Two Working Women Snag L.V.I.S. Scholarships
In recognition of women over the age of 25 who are full-time South Fork residents and currently pursuing a bachelor’s degree, or intending to return to higher education, the Ladies Village Improvement Society of East Hampton has awarded two Madelon DeVoe Talley Scholarships for $3,000 each to Diane Carino-Rivera and Meghan Delaney Bambrick.
The awards were presented by Sarah Minardi, the chairwoman of student awards at L.V.I.S., during Monday’s member meeting at the East Hampton Presbyterian Church.
The scholarship is named in honor of Madelon Talley, a lifelong summer resident of East Hampton and member of the L.V.I.S. Her career path was the perfect template for late starters: She completed her college degree in her late 30s and followed it with her first job as an investment analyst for the Dreyfus Corporation. She had three children at the time and became recognized as a powerhouse in the male-dominated finance world of the 1970s, eventually becoming the first female fund manager on Wall Street. Her husband, Truman M. Talley, set up the scholarship after her death in 1997.
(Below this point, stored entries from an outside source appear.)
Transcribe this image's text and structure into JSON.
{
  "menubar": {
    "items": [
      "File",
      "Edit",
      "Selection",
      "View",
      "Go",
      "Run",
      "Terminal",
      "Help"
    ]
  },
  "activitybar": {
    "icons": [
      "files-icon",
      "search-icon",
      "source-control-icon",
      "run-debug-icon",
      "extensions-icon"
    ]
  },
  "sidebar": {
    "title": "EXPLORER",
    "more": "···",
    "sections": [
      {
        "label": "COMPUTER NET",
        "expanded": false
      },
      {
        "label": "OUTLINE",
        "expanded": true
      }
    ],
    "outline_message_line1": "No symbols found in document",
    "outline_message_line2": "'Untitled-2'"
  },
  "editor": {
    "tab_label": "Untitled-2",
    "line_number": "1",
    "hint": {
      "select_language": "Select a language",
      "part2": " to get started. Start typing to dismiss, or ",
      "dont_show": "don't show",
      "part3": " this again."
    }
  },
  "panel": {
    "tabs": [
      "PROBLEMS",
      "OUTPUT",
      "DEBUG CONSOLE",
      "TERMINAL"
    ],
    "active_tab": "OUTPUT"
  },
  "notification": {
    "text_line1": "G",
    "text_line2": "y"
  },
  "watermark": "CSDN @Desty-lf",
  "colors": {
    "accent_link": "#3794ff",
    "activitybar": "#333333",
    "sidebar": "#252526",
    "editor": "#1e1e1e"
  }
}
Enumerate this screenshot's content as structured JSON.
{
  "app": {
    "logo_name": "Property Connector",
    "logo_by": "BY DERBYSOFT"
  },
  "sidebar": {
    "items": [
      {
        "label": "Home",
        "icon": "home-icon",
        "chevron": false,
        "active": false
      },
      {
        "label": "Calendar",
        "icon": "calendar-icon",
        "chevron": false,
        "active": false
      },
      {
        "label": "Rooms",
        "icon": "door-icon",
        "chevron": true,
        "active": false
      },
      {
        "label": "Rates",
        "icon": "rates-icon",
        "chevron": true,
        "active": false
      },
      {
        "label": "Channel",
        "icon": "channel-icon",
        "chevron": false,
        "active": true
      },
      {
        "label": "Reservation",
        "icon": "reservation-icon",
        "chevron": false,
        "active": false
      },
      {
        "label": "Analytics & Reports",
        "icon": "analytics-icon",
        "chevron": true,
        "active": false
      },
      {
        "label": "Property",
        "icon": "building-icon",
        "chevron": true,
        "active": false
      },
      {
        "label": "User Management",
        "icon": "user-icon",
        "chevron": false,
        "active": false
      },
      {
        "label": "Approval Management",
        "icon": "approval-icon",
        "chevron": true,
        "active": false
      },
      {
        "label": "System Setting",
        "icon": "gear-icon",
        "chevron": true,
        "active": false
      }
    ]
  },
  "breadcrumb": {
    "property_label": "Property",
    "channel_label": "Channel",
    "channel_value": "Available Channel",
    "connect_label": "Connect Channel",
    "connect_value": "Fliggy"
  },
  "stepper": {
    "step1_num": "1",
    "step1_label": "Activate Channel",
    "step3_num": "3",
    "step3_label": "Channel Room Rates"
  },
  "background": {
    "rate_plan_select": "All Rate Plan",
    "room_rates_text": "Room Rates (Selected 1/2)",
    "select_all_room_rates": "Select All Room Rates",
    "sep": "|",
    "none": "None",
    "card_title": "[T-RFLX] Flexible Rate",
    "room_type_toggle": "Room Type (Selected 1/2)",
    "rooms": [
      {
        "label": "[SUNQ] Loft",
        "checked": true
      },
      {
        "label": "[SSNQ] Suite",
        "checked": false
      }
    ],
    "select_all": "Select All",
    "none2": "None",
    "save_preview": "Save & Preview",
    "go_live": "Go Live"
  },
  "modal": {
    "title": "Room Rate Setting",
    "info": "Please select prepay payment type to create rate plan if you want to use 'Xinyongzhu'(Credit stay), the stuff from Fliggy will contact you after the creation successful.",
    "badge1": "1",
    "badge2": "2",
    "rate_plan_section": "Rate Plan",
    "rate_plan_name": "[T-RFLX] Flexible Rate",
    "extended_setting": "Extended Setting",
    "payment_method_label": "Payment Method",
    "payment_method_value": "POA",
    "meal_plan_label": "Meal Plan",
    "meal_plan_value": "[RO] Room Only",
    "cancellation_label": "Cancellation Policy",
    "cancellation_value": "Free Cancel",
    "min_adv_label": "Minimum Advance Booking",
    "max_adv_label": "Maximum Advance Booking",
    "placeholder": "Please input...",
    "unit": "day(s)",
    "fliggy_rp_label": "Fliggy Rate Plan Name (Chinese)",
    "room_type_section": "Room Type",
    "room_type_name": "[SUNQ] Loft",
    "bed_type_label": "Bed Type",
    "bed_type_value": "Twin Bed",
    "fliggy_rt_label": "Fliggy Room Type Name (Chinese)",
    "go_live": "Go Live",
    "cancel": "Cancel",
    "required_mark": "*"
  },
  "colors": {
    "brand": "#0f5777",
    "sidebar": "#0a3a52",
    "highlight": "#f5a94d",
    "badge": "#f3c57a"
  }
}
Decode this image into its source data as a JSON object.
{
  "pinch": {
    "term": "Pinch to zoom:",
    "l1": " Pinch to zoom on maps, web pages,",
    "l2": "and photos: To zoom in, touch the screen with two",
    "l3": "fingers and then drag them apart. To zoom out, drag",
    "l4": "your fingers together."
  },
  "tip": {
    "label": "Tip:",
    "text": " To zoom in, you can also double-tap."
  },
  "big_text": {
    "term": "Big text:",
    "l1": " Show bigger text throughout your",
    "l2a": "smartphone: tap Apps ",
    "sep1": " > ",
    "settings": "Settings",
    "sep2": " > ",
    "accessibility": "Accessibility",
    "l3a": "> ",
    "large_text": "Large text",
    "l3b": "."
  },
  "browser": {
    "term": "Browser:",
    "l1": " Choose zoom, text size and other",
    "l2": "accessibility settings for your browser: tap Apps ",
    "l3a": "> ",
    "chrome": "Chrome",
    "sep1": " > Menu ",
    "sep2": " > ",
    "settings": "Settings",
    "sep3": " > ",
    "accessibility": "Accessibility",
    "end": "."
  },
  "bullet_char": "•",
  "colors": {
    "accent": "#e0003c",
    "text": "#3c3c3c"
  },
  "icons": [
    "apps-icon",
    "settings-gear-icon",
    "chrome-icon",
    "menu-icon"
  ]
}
Ms. Carino-Rivera is a medical assistant at East Hampton Urgent Care on Pantigo Road. A native of the Bronx, she graduated from high school five years ago and completed a medical assistant’s course at a two-year college. Her dream, however, is to become a registered nurse. When she saw the notice about the scholarship in the newspaper, Ms. Carino-Rivera decided to apply. She begins classes at Suffolk Community College in January but will keep her full-time job and attend classes in the evenings, as well as completing courses online. Ms. Carino-Rivera lives in East Hampton, and her two children, ages 5 and 7, attend the John M. Marshall Elementary School.
Ms. Bambrick has attended Long Island University at Riverhead for the last three years and is expected to graduate in the spring with a degree in new-media communications. A 2009 graduate of East Hampton High School, she first attended Stony Brook University but said she felt “lost . . . as if merely a number instead of a vital part of the campus ecosystem.” Serious health issues, including a diagnosis of fibromyalgia‚ which can cause chronic muscle pain and migraines‚ created physical and financial obstacles. The scholarship, she said, will help greatly as she pursues her academic path. Currently, Ms. Bambrick is the social-media manager for the Montauk Lighthouse, a job that, she said, she loves and hopes to keep after getting her degree.
Ms. Minardi said that the two women received the most votes from the L.V.I.S. committee, whose 10 members were struck by their essays and dogged commitment to pursuing higher education.